General characteristics
- Class & type: Motor yacht
- Tonnage: 1219 gross tons
- Length: 61 m (200 ft)
- Beam: 11 m (36 ft)
- Draught: 3.37 m (11.1 ft)
- Propulsion: twin Caterpillar 3512C engines
- Speed: 15.5 knots (29 km/h) (max)
- Capacity: 16 guests
- Crew: 17

= Just J's =

Superyacht launched in 2015

The 61 m superyacht Just J's was launched by Hakvoort Shipyards at its yard in Monnickendam. It was designed by Sinot Exclusive Yacht Design, and the naval architecture was done by Diana Yacht Design.
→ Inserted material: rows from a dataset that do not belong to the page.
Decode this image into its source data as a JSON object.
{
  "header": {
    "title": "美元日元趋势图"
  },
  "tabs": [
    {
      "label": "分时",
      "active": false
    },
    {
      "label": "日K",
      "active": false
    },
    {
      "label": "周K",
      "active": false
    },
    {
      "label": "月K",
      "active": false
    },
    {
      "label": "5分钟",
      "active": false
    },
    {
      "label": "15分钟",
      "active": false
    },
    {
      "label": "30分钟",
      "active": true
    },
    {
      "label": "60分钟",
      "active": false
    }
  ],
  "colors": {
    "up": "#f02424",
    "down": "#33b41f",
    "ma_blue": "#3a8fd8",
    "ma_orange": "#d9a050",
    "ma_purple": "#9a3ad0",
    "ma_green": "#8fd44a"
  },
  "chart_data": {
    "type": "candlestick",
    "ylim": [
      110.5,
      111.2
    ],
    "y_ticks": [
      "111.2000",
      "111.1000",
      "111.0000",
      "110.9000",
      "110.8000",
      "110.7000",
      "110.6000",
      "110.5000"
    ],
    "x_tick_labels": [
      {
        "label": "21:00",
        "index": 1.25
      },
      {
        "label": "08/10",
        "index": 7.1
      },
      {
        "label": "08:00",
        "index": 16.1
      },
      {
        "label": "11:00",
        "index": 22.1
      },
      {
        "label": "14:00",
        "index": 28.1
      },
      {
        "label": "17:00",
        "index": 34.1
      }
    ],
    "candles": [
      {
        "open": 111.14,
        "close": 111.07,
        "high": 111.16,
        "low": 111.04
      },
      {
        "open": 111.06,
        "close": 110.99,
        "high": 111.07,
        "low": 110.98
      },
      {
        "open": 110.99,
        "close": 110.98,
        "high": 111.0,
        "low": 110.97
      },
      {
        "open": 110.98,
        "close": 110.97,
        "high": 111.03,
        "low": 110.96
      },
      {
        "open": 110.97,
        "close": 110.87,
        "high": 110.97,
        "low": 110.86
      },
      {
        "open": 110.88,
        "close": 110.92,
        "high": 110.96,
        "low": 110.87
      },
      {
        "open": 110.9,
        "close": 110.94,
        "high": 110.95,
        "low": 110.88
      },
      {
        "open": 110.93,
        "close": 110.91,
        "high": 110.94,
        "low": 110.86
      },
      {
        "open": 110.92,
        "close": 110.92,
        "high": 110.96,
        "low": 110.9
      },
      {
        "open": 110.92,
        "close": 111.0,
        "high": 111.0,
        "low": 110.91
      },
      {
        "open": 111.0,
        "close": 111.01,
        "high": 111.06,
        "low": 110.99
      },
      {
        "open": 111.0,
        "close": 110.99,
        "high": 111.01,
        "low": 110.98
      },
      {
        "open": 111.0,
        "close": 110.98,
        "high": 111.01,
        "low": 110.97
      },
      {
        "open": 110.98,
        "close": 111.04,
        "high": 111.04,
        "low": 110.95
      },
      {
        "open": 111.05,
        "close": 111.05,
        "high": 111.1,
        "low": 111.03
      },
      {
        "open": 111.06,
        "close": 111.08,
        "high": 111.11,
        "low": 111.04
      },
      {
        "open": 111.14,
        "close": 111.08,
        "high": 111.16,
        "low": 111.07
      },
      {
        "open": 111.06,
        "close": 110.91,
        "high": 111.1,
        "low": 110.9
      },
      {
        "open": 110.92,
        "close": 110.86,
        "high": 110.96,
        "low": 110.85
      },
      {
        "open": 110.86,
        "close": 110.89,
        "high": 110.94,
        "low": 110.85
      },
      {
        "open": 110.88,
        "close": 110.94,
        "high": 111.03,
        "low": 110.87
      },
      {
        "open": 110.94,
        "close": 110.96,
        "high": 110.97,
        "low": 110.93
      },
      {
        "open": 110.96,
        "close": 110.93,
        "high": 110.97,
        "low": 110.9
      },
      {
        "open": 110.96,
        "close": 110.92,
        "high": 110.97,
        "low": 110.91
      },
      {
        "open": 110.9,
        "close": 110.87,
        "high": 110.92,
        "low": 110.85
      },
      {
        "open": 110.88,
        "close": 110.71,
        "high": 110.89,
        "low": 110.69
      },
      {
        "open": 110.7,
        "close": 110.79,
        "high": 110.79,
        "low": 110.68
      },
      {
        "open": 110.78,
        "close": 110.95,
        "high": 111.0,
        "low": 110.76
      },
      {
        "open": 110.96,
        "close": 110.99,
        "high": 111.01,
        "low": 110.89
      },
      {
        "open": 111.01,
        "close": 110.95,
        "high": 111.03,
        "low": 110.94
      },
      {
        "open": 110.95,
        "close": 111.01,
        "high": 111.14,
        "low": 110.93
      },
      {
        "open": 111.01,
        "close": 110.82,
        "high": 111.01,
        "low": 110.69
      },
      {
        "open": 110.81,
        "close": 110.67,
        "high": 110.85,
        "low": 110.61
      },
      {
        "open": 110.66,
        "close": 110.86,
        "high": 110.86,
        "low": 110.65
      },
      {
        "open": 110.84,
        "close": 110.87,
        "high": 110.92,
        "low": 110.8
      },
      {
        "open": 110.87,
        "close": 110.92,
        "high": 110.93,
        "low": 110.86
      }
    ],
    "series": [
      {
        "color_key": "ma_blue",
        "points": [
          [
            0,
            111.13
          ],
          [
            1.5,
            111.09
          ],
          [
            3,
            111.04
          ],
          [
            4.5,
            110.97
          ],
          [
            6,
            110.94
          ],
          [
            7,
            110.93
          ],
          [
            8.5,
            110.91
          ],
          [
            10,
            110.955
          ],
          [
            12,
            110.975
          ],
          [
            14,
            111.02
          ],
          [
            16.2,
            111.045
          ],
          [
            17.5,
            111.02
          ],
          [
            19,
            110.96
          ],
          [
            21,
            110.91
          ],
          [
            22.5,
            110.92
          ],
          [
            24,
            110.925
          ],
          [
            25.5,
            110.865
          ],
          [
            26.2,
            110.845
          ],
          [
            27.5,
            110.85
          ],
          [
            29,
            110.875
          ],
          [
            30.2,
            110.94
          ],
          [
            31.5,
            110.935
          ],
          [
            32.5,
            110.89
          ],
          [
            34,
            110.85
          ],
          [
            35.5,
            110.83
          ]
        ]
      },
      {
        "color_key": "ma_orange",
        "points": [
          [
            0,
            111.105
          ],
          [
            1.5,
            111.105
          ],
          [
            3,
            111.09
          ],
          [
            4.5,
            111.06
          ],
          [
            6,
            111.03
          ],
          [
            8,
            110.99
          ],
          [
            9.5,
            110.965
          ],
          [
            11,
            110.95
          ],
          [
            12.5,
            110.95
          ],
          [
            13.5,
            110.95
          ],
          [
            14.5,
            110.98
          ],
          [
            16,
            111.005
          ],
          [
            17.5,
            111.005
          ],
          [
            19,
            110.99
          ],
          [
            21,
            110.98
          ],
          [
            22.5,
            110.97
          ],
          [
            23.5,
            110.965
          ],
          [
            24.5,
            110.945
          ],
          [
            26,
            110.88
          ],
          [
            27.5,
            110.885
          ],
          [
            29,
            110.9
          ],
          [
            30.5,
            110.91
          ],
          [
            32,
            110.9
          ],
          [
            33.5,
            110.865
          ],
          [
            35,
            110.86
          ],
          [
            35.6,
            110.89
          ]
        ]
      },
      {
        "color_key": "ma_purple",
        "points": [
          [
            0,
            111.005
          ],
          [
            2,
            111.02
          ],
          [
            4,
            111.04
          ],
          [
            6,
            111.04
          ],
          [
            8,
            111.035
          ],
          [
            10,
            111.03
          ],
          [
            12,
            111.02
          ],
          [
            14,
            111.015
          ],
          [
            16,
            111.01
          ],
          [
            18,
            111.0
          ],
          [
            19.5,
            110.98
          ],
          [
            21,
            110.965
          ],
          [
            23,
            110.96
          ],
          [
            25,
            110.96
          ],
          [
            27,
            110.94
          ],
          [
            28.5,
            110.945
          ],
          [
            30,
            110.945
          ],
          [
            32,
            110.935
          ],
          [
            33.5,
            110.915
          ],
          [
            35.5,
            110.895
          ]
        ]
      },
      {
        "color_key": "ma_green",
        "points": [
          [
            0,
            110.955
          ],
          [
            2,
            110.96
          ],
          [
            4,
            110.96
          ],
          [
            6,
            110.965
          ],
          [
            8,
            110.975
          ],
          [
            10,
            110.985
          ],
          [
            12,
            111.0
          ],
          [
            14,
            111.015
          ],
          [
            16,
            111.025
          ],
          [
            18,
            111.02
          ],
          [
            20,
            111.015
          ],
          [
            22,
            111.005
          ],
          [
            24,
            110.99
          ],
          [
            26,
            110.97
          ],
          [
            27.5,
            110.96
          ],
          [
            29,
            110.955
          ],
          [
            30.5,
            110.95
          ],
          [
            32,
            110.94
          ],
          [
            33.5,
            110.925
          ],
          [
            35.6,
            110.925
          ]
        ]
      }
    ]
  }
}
It was the largest yacht built by Hakvoort until the 2019 launch of Scout.

== Design ==
Its length is 61 m, beam is 11 m and it has a draught of 3.37 m. The hull is built out of steel while the superstructure is made out of aluminium with teak-laid decks. The yacht is classed by Lloyd's Register and registered in the Cayman Islands. It is powered by twin Caterpillar 3512C engines.

Featuring on the sundeck is a 3x2-metre pool forward with a contraflow system. Among other amenities on board are a gym and a cinema room on the bridge deck, as well as a tender and four jetskis that are launched from large gullwing doors on either side of the yacht.